Les Hollandais ont fait mentir les sondages. Premier pays a avoir voté pour les élections européennes, les Pays-Bas ont créé la surprise jeudi. Les populistes du Parti pour la liberté (PVV), donnés vainqueurs tout au long de la campagne dans les sondages d'opinion, ont en effet subi un échec cuisant. Le parti de Geert Wilders, figure emblématique de l'euroscepticisme dans le pays, arriverait à la quatrième positon.

L'homme à la célèbre tignasse blonde se voyait déjà frôler les 20% et dépasser son record de 2009, lorsqu'il avait obtenu 17% des voix. Mais selon les premières estimations, son parti ne récolterait que 12%, ne lui donnant droit qu'à trois sièges au Parlement européen au lieu des cinq dont il disposait jusqu'à présent. Le revers est d'autant plus important que les trois partis devant lui sont tous pro-européens. Les centristes (15,6%) et les chrétiens-démocrates (15,2%), crédités de quatre sièges chacun, termineraient en tête du scrutin. La vague europhobe n'a donc pas eu lieu.

"Dynamiter le Parlement de l'intérieur"

Jeudi soir, c'est un Geert Wilders à la mine sombre et visiblement déçu qui s'est exprimé devant le drapeau néerlandais, près de La Haye. "Les sondages sortie des urnes sont décevants", a-t-il reconnu devant ses partisans.

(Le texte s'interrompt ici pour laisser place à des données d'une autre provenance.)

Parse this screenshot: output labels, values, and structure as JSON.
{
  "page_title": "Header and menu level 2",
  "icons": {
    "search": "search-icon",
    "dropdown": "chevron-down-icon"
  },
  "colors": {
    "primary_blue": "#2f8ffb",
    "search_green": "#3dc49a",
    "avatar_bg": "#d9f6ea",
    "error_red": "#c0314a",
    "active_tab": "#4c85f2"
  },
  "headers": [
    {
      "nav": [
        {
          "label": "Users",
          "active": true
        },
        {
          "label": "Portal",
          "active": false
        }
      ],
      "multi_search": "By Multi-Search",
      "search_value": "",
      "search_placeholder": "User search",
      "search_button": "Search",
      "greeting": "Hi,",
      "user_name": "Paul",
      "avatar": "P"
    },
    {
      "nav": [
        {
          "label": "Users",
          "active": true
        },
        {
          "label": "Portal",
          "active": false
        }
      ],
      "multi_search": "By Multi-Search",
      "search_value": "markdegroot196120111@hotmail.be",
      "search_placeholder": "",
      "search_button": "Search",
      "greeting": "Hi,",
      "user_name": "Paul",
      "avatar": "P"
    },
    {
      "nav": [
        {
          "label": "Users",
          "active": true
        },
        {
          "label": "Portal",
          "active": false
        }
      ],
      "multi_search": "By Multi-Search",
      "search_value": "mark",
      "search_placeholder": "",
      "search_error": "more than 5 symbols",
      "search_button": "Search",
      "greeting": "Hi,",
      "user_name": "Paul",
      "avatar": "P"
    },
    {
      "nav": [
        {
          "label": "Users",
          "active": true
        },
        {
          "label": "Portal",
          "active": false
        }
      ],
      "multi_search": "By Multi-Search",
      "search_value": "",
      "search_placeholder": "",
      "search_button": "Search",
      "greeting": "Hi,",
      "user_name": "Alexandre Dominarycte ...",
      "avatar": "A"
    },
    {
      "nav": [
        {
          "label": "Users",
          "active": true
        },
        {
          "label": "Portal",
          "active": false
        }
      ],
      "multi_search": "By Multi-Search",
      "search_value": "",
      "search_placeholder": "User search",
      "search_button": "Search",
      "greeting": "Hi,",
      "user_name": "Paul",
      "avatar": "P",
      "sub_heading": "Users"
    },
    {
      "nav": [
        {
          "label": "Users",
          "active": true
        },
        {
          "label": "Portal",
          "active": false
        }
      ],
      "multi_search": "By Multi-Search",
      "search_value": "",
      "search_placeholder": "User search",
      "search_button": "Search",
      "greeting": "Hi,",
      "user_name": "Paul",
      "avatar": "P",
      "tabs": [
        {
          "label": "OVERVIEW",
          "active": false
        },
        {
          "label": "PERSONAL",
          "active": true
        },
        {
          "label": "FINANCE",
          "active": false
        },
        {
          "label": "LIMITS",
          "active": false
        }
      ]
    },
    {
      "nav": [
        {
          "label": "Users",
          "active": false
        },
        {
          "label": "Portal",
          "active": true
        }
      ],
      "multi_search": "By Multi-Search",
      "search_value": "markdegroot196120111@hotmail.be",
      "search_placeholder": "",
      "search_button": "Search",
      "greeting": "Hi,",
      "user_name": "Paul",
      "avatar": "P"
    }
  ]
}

Le leader du PVV a notamment regretté le faible taux de participation (37%), qui l'a sans nul doute pénalisé. "Il y en a deux ou trois qui sont restés à la maison", a-t-il ironisé.

S'il avait mené sa campagne sur les thèmes classiques des eurosceptiques (sortie de l'euro et condamnation des institutions), Geert Wilders s'est surtout fait remarquer pour ses propos farouchement anti-islam et anti-immigration. En 2008, l'homme s’est rendu célèbre avec son court-métrage Fitna ("discorde" en arabe), qui dénonçait la religion musulmane. Depuis, l'homme a multiplié les propos xénophobes. Récemment, il promettait ainsi de "s’occuper" de la présence "excessive" de Marocains dans son pays.

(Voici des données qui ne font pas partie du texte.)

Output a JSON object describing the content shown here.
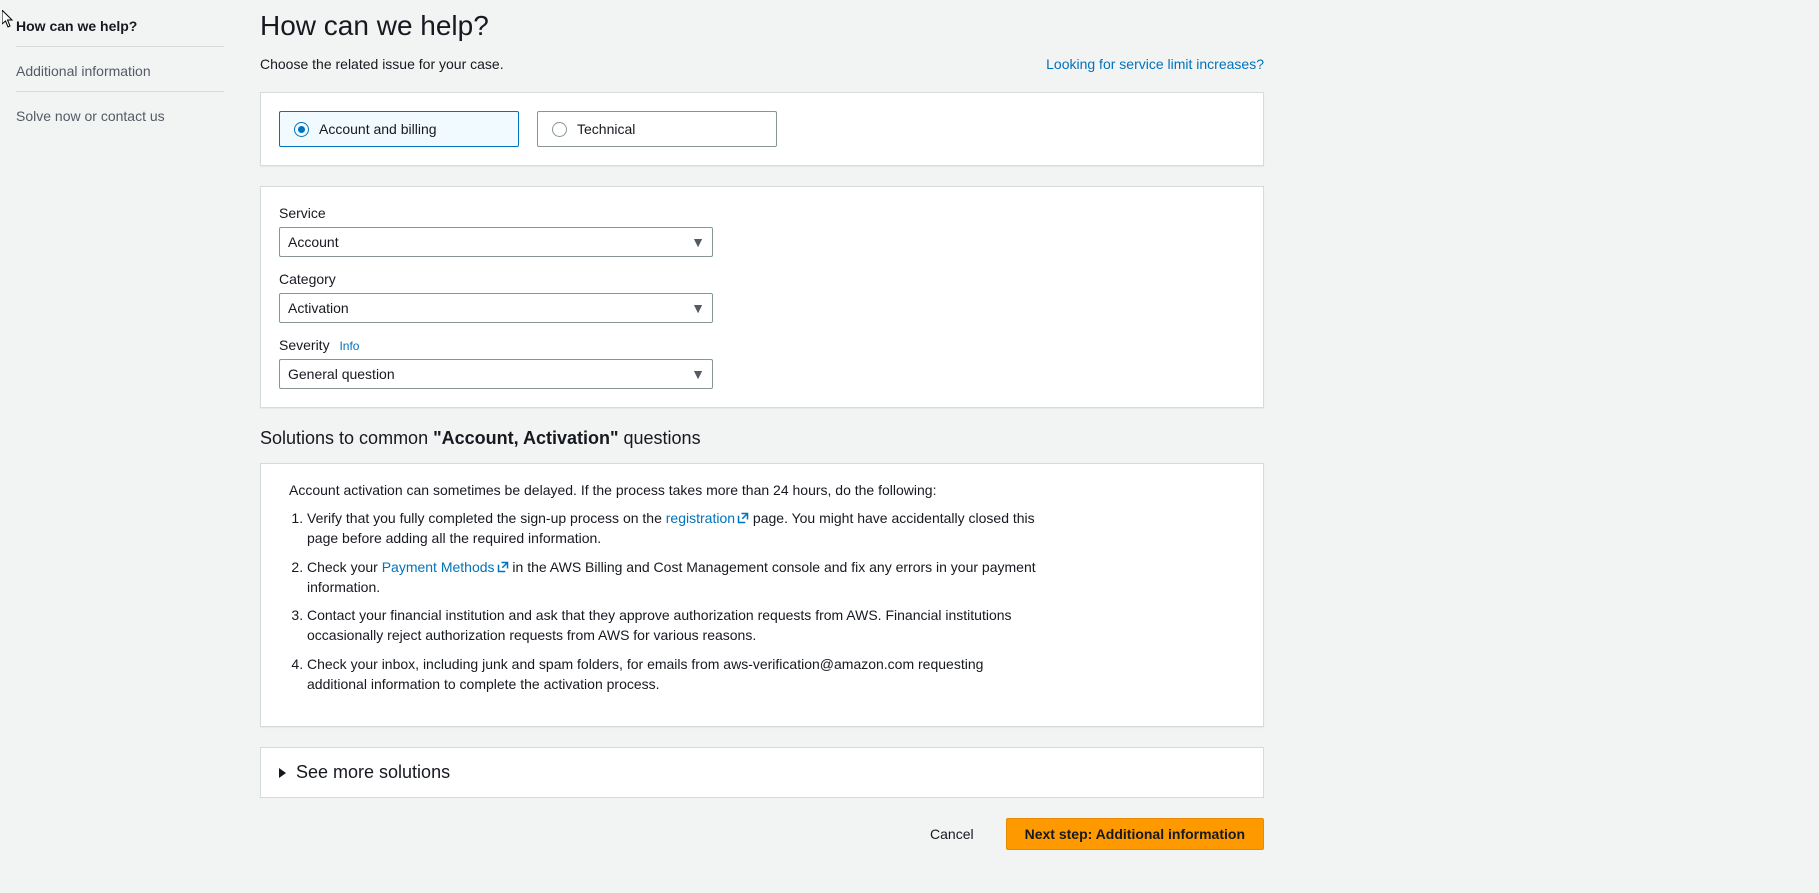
{
  "sidebar": {
    "items": [
      {
        "label": "How can we help?",
        "active": true
      },
      {
        "label": "Additional information",
        "active": false
      },
      {
        "label": "Solve now or contact us",
        "active": false
      }
    ]
  },
  "header": {
    "title": "How can we help?",
    "subtitle": "Choose the related issue for your case.",
    "link_text": "Looking for service limit increases?"
  },
  "issue_type": {
    "options": [
      {
        "label": "Account and billing",
        "selected": true
      },
      {
        "label": "Technical",
        "selected": false
      }
    ]
  },
  "form": {
    "service_label": "Service",
    "service_value": "Account",
    "category_label": "Category",
    "category_value": "Activation",
    "severity_label": "Severity",
    "severity_info": "Info",
    "severity_value": "General question"
  },
  "solutions": {
    "heading_prefix": "Solutions to common ",
    "heading_strong": "\"Account, Activation\"",
    "heading_suffix": " questions",
    "intro": "Account activation can sometimes be delayed. If the process takes more than 24 hours, do the following:",
    "items": {
      "i1_a": "Verify that you fully completed the sign-up process on the ",
      "i1_link": "registration",
      "i1_b": " page. You might have accidentally closed this page before adding all the required information.",
      "i2_a": "Check your ",
      "i2_link": "Payment Methods",
      "i2_b": " in the AWS Billing and Cost Management console and fix any errors in your payment information.",
      "i3": "Contact your financial institution and ask that they approve authorization requests from AWS. Financial institutions occasionally reject authorization requests from AWS for various reasons.",
      "i4": "Check your inbox, including junk and spam folders, for emails from aws-verification@amazon.com requesting additional information to complete the activation process."
    },
    "see_more": "See more solutions"
  },
  "footer": {
    "cancel": "Cancel",
    "next": "Next step: Additional information"
  }
}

Surfant sur la vague de populisme grandissante en Europe, Geert Wilders avait conclu une alliance avec le Front National. L'objectif : rallier d'autres mouvements eurosceptiques après les élections pour former un groupe parlementaire de poids et "dynamiter le Parlement de l'intérieur". Malgré son score décevant, l'homme ne renonce pas à son objectif et doit désormais compter sur la réussite de ses alliés. Ces derniers fondent de grands espoirs sur ce scrutin, à l'instar du Front national qui lorgne sur la place du premier parti français et mise sur 20 sièges à Strasbourg, en lieu et place de ses trois actuels. Selon les derniers sondages , le parti de Marine Le Pen se trouverait au coude à coude avec l'UMP. La surprise venue de Hollande prouve que rien n'est joué d'avance.